“Yes, until about noon. I’ll play you to-morrow, if you like.”
“To-morrow’s Sunday, you idiot.”
“Well, we’ll try it some other time. I hope we have something good for supper. I’m starved!”
Rodney’s first Sunday at school passed quietly and uneventfully. There was church in the morning for everyone, the boys walking to and from their chosen place of worship with one of the submasters. Tad confided to Rodney that there were more Episcopalians than any other denomination in school because the pews in the Episcopal church had higher backs and you didn’t have to sit up all the time. In spite of that attraction, however, Rodney joined the group of fellows who, in charge of Mr. Cooper, attended service at the little white Methodist church down by the river. It was a long way down there and a longer way back, and when Rodney gained the cottage once more he was quite ready for the Sunday dinner, which at Mrs. Westcott’s was a very elaborate meal. Rodney topped off with two dishes of ice cream and two slices of cocoanut layer cake and then went upstairs and tried to write a letter home. But it was a wonderful, warm September day and the outdoors called him. So, after a brief struggle, he took his tablet and fountain pen downstairs and found a shady spot under a pear tree at the side of the house. Before he had written more than “Dear Mother and Dad,” however, he was joined by Tom Trainor and Pete Greenough. A few minutes later Tad added himself to the group, and Rodney laid his letter aside. For an hour and more they lay on their backs on the grass and talked, discussing idly and lazily all the hundred and one subjects of interest to boys, from the incidents of church going to the college football situation, including the catching of black bass and the best way to get money from parents.

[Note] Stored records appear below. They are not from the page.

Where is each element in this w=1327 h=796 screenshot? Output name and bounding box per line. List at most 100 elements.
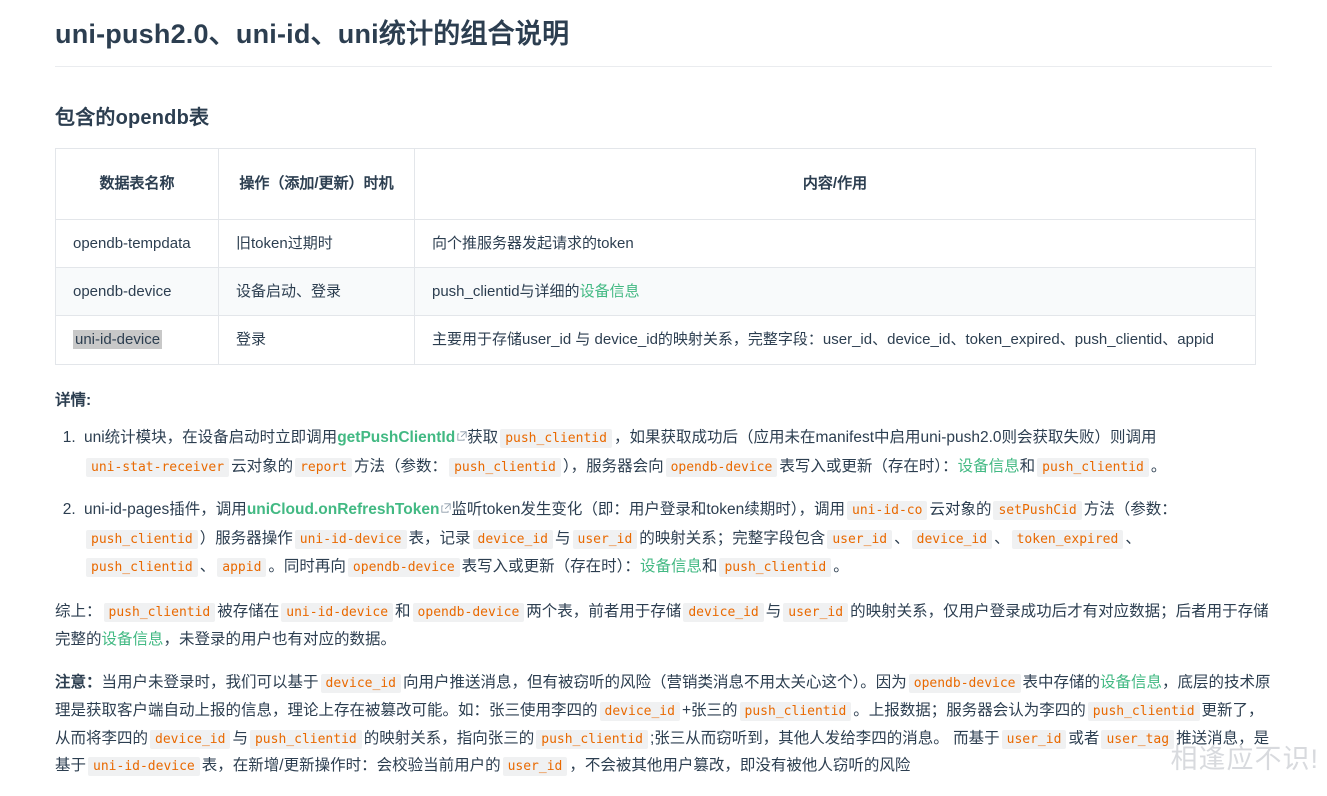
code-push-clientid: push_clientid — [719, 558, 832, 578]
cell-content: 向个推服务器发起请求的token — [414, 218, 1256, 269]
text-fragment: 与 — [232, 729, 248, 747]
code-device-id: device_id — [320, 674, 401, 694]
text-fragment: 两个表，前者用于存储 — [526, 603, 682, 621]
cell-table-name: uni-id-device — [55, 315, 219, 365]
code-uni-id-co: uni-id-co — [847, 500, 928, 520]
code-push-clientid: push_clientid — [739, 701, 852, 721]
section-heading-opendb-tables: 包含的opendb表 — [55, 106, 210, 129]
selected-table-name[interactable]: uni-id-device — [73, 330, 163, 350]
cell-table-name: opendb-tempdata — [55, 218, 219, 269]
text-fragment: uni-id-pages插件，调用 — [84, 500, 247, 518]
column-header-content: 内容/作用 — [414, 147, 1256, 220]
code-uni-id-device: uni-id-device — [294, 529, 407, 549]
text-fragment: 。上报数据；服务器会认为李四的 — [853, 701, 1086, 719]
text-fragment: 表写入或更新（存在时）： — [779, 457, 958, 475]
code-uni-id-device: uni-id-device — [281, 603, 394, 623]
document-page: uni-push2.0、uni-id、uni统计的组合说明 包含的opendb表… — [0, 0, 1327, 780]
text-fragment: 和 — [701, 558, 718, 576]
code-uni-id-device: uni-id-device — [88, 757, 200, 777]
code-push-clientid: push_clientid — [500, 429, 612, 449]
link-device-info[interactable]: 设备信息 — [958, 458, 1020, 475]
notice-paragraph: 注意：当用户未登录时，我们可以基于 device_id 向用户推送消息，但有被窃听的… — [55, 669, 1272, 779]
code-push-clientid: push_clientid — [86, 529, 198, 549]
text-fragment: 方法（参数： — [354, 457, 448, 475]
text-fragment: 的映射关系，指向张三的 — [363, 729, 535, 747]
text-fragment: 的映射关系；完整字段包含 — [639, 529, 826, 547]
code-opendb-device: opendb-device — [908, 674, 1021, 694]
code-device-id: device_id — [599, 701, 680, 721]
text-fragment: ，未登录的用户也有对应的数据。 — [163, 630, 397, 648]
code-push-clientid: push_clientid — [1087, 701, 1200, 721]
text-fragment: ，如果获取成功后（应用未在manifest中启用uni-push2.0则会获取失… — [613, 429, 1157, 447]
code-push-clientid: push_clientid — [536, 729, 648, 749]
text-fragment: 和 — [395, 603, 411, 621]
text-fragment: 、 — [1125, 529, 1141, 547]
list-item: uni-id-pages插件，调用uniCloud.onRefreshToken… — [80, 496, 1272, 582]
text-fragment: 和 — [1019, 457, 1036, 475]
cell-table-name: opendb-device — [55, 266, 219, 317]
code-push-clientid: push_clientid — [86, 558, 198, 578]
text-fragment: 获取 — [467, 429, 499, 447]
table-header-row: 数据表名称 操作（添加/更新）时机 内容/作用 — [55, 147, 1256, 220]
details-list: uni统计模块，在设备启动时立即调用getPushClientId获取push_… — [55, 424, 1272, 582]
code-token-expired: token_expired — [1011, 529, 1124, 549]
text-fragment: 表，记录 — [408, 529, 471, 547]
text-fragment: 表中存储的 — [1022, 674, 1101, 692]
text-fragment: 、 — [199, 558, 216, 576]
text-fragment: 与 — [554, 529, 571, 547]
code-device-id: device_id — [472, 529, 553, 549]
text-fragment: ）服务器操作 — [199, 529, 293, 547]
link-get-push-client-id[interactable]: getPushClientId — [337, 429, 455, 446]
link-device-info[interactable]: 设备信息 — [102, 631, 164, 648]
code-device-id: device_id — [150, 729, 231, 749]
code-push-clientid: push_clientid — [1037, 457, 1149, 477]
link-unicloud-onrefreshtoken[interactable]: uniCloud.onRefreshToken — [247, 501, 440, 518]
text-fragment: ;张三从而窃听到，其他人发给李四的消息。 而基于 — [650, 729, 1000, 747]
cell-content: 主要用于存储user_id 与 device_id的映射关系，完整字段：user… — [414, 315, 1256, 365]
text-fragment: 、 — [894, 529, 910, 547]
cell-content: push_clientid与详细的设备信息 — [414, 266, 1256, 317]
code-opendb-device: opendb-device — [412, 603, 525, 623]
table-name-text: opendb-tempdata — [73, 234, 191, 252]
table-row: uni-id-device 登录 主要用于存储user_id 与 device_… — [55, 315, 1256, 365]
column-header-table-name: 数据表名称 — [55, 147, 219, 220]
text-fragment: uni统计模块，在设备启动时立即调用 — [84, 429, 338, 447]
content-text: 向个推服务器发起请求的token — [432, 234, 634, 252]
link-device-info[interactable]: 设备信息 — [640, 558, 702, 575]
details-lead-text: 详情: — [55, 391, 92, 409]
text-fragment: 或者 — [1068, 729, 1100, 747]
list-item: uni统计模块，在设备启动时立即调用getPushClientId获取push_… — [80, 424, 1272, 482]
table-row: opendb-tempdata 旧token过期时 向个推服务器发起请求的tok… — [55, 218, 1256, 269]
code-push-clientid: push_clientid — [103, 603, 216, 623]
code-push-clientid: push_clientid — [449, 457, 561, 477]
code-user-id: user_id — [827, 529, 893, 549]
code-user-id: user_id — [572, 529, 638, 549]
text-fragment: 云对象的 — [929, 500, 992, 518]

“I used to write that I wanted to get my hair cut,” confided Tad reminiscently, staring up into the branches. “That did pretty well when I was a youngster——”
“What are you now?” asked Pete Greenough slightingly.
“Shut up! Finally, though, mother wrote me that she had been keeping a record and that I’d had exactly fifteen haircuts in four months, and she was afraid my hair might get discouraged and then I’d be bald. So I had to think up something else.”
“What?” asked Tom Trainor interestedly.
“Subscriptions to school societies and things. At Christmas vacation father asked me how many societies I belonged to, and I forgot and said one. That spoiled that.”
“You know you were lying,” said Pete severely.